Дня через три после того как меня командиром назначили, Рубахин стал в строй в таком виде, словно только-только десятикилометровый кросс по пересеченной местности отмахал: незаправлен, расстегнут, в грязных сапогах да еще и без пилотки. Сейчас я думаю, это он нарочно нового командира испытывал. Вид его меня здорово покоробил, но вывести из строя духу не хватило. Ефрейтор, старослужащий, отличник — стоит ли его при молодых солдатах одергивать? Решил: сам поймет и оценит мой такт. Он и оценил...

На другой день поперся самовольно за пределы городка, в ближний магазин, налетел на помощника начальника штаба. Тот, естественно, ротному старшине сделал выволочку, старшина — мне. До чего обидно слушать нотации из-за других! Кто не был в шкуре начальника, тому трудно понять. Молчу, а самого зло на старшину разбирает: пораспустили тут людей, теперь мы, молодые сержанты, расхлебывай. До того расстроился, даже с Рубахиным разговаривать не захотелось. А может, духу не набрался? Жаль: выдал бы ему под горячую руку! Он словно чуял мое настроение — дня три ходил тише воды, ниже травы.

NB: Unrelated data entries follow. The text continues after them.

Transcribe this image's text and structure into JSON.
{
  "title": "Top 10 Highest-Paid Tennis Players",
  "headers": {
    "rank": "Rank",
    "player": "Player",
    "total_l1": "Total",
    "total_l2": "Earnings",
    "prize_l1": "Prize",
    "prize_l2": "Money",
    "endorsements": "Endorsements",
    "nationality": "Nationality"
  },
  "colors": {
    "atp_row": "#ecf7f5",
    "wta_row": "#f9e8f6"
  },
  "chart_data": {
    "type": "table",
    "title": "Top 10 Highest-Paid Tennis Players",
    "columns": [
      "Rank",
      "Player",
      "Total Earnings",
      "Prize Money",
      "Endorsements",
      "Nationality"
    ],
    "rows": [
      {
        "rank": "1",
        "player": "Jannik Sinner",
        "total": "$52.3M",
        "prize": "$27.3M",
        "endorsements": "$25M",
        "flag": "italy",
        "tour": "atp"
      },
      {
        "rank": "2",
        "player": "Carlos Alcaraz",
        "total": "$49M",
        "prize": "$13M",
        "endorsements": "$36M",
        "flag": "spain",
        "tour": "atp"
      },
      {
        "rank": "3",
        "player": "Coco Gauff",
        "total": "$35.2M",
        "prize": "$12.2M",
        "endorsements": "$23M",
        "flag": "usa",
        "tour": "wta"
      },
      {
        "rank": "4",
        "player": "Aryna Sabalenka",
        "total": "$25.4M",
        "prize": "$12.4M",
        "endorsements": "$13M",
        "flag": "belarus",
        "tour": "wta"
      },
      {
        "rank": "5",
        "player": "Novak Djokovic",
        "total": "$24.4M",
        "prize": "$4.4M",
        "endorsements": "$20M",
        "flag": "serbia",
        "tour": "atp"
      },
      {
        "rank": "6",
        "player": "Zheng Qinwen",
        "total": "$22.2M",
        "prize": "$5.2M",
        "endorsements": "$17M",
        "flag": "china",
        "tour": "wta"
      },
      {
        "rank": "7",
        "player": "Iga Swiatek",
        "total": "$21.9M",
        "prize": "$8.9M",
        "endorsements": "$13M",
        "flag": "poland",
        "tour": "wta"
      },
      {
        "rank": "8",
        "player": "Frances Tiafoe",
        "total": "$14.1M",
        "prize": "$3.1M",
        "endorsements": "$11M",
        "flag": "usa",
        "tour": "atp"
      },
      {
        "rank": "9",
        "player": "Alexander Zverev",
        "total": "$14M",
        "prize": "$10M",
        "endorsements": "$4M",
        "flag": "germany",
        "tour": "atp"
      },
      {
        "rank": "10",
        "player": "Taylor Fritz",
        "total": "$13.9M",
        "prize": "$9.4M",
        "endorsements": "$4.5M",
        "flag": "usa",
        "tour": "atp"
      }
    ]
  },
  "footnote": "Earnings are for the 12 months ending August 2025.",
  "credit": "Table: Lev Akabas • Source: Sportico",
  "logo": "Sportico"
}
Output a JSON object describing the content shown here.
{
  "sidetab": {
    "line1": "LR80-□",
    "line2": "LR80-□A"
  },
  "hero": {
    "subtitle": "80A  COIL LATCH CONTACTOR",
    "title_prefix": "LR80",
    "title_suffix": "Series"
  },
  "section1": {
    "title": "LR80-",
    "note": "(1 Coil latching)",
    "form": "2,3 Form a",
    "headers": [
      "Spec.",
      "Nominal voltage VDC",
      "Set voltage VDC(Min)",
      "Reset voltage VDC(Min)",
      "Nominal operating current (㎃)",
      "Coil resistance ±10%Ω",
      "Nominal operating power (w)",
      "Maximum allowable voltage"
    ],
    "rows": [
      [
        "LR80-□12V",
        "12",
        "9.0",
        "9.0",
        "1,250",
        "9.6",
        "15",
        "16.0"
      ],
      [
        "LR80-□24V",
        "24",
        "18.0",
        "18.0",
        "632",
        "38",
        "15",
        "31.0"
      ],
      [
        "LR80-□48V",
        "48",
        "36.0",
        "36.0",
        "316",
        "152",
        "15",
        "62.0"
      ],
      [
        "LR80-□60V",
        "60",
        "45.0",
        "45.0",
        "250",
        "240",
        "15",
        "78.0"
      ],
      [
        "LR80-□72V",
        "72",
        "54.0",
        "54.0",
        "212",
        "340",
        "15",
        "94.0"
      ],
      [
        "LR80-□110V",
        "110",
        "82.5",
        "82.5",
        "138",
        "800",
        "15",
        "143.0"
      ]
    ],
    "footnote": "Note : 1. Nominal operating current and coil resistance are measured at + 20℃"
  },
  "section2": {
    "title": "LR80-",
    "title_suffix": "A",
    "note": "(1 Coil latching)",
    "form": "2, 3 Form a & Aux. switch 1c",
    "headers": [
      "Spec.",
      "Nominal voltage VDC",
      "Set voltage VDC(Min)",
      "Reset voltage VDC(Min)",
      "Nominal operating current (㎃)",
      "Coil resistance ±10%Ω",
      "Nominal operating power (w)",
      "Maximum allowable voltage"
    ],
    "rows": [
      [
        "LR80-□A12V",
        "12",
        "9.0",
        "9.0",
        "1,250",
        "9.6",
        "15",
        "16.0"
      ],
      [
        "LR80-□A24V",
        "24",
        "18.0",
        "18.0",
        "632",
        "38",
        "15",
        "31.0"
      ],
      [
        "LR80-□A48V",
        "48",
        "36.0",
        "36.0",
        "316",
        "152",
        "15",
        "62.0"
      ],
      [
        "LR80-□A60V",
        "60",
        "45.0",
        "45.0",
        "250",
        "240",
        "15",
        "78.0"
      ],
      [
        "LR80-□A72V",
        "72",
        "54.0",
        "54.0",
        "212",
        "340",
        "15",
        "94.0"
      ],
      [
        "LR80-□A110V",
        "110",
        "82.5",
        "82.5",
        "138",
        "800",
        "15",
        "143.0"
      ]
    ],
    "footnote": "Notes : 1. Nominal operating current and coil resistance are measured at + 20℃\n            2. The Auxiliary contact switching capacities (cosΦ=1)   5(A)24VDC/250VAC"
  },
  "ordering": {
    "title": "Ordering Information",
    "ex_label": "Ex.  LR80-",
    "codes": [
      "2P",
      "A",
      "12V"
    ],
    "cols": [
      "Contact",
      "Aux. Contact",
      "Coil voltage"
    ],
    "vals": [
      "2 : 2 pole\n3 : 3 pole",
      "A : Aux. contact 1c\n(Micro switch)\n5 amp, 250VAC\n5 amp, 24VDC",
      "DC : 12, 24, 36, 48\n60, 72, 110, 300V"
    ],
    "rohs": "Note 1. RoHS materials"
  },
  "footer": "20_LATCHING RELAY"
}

А потом послал его в парк боевых машин помочь Белякову — тот отправлял на подзарядку танковые аккумуляторы. Работа и тяжелая, и грязная, ну, Рубахин и сачканул от нее. К земляку в соседний батальон забрел, потом еще куда-то; Беляков один управился, намучился, конечно, однако себе верен — помалкивает. Правда, на меня в тот день старался не глядеть: наверное, думал, что командир танка забыл или не захотел помощника ему прислать. Про выходку Рубахина я уж после уэнал, когда, как говорят, махать кулаками поздно было. А хитрец наш вечером в казарме подсел к Белякову да над ним и подтрунивает:

— Чего ты, Витенька, поскучнел нынче? Осенним дождичком прихватило, или страдания у тебя сердечные? Небось Ильченко завидуешь — он уже на десятой странице катает послание какой-то тетеньке семнадцатилетней. Может, и тебе адресок подарить? Знаешь сколько у меня таких тетенек! И с востока пишут, и с запада, и даже из центральных черноземных районов. Ты на эту фотоизюминку глянь — хоть сейчас на обложку журнала годится. Могу уступить. Твоя разлюбезная небось и до замужества ее левого каблучка не стоила...

Вижу, у Белякова кулаки сжались, отвел Рубахина в сторонку, говорю ему:

— Брось травить человека.

— А кто его травит? Уж и пошутить с ним нельзя. Нашелся Ромео! Слюни распустил из-за бабы — танкист мне тоже! Ему гордиться надо, что «старичок» с ним, салагой, по-свойски шутит. Кто он такой, в конце концов? Я в учебном не был, а мастером огня стал. Пусть он станет мастером вождения — первым честь ему отдавать буду. Хоть я и ефрейтор.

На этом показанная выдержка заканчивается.